Books held the key to most things. He read thoroughly, absorbing more along the way than I ever manage,- and rarely re-read “The world is so full of great books, I don’t want to miss out some I could have read, by revisiting others”. Perhaps it was his wartime experience that gave him a sense of the value of time, a constant awareness of mortality.
When I discovered the classic English whodunnits in my teens, he was reading Maigret in French.

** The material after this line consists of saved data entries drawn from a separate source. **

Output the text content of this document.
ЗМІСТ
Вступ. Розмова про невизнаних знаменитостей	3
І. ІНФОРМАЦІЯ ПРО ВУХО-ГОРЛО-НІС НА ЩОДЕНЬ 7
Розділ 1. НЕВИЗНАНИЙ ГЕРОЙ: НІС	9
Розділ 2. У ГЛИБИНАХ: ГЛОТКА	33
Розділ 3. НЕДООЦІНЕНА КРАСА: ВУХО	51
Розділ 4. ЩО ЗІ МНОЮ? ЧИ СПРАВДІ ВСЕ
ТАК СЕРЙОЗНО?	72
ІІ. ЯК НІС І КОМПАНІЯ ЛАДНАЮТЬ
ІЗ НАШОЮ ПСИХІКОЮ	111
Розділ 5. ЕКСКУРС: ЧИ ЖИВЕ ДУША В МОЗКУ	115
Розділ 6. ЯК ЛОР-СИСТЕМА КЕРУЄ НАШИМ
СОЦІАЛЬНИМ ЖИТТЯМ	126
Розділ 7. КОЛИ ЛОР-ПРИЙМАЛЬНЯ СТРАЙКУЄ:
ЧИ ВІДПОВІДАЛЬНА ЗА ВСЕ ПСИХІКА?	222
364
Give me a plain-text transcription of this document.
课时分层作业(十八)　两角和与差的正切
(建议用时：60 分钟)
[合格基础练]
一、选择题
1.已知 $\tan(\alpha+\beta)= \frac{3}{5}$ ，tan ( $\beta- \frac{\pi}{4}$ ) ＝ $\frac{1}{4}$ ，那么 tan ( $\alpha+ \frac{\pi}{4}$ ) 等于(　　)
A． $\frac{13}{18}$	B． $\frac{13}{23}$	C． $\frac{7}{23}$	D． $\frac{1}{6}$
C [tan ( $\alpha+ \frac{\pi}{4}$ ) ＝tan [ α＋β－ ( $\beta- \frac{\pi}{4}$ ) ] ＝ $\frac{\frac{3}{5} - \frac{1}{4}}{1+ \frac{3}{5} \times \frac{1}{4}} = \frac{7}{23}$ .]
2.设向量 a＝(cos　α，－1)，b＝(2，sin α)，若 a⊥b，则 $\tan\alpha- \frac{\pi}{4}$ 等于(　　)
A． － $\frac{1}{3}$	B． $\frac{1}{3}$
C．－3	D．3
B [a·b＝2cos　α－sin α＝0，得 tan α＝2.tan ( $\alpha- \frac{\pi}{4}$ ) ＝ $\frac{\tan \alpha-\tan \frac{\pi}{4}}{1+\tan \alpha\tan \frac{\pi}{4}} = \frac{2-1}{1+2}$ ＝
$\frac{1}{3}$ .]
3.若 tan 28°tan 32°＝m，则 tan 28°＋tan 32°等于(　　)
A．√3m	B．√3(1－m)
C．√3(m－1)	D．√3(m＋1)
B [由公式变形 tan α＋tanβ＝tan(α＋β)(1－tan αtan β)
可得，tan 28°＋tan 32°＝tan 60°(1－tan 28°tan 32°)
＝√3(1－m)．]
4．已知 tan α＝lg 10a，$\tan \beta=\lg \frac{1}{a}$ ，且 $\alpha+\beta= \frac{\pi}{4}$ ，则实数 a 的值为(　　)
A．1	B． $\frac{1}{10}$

In his last weeks, when he knew he was dying (though we sadly never managed to talk about it) he determinedly went on reading Proust,- again in the original.
There are no madeleine equivalents, no particular food that recaptures memories of Daddy for me, but if I smell the faint whiff of pipe tobacco mingled with new-mown grass on a summer’s evening, then I’m a small child again, hearing the soothing sound of the mower as Daddy pushed it over the grass outside my window, and I know that everything in the world is safe in its proper order.
My father would hate to be the subject of a public tribute like this, so I'm almost uncomfortable about sharing these memories. His funeral, like his life, was quiet, private, understated, but I was proud of him then, and I’m proud of him still. Part of me is still incredulous that I’ve lived more of my life without him than I enjoyed with him, and I'll always regret that the children never knew him,- but he’s alive in them in so many ways, and I thank God for him not just today, but on every remembrance.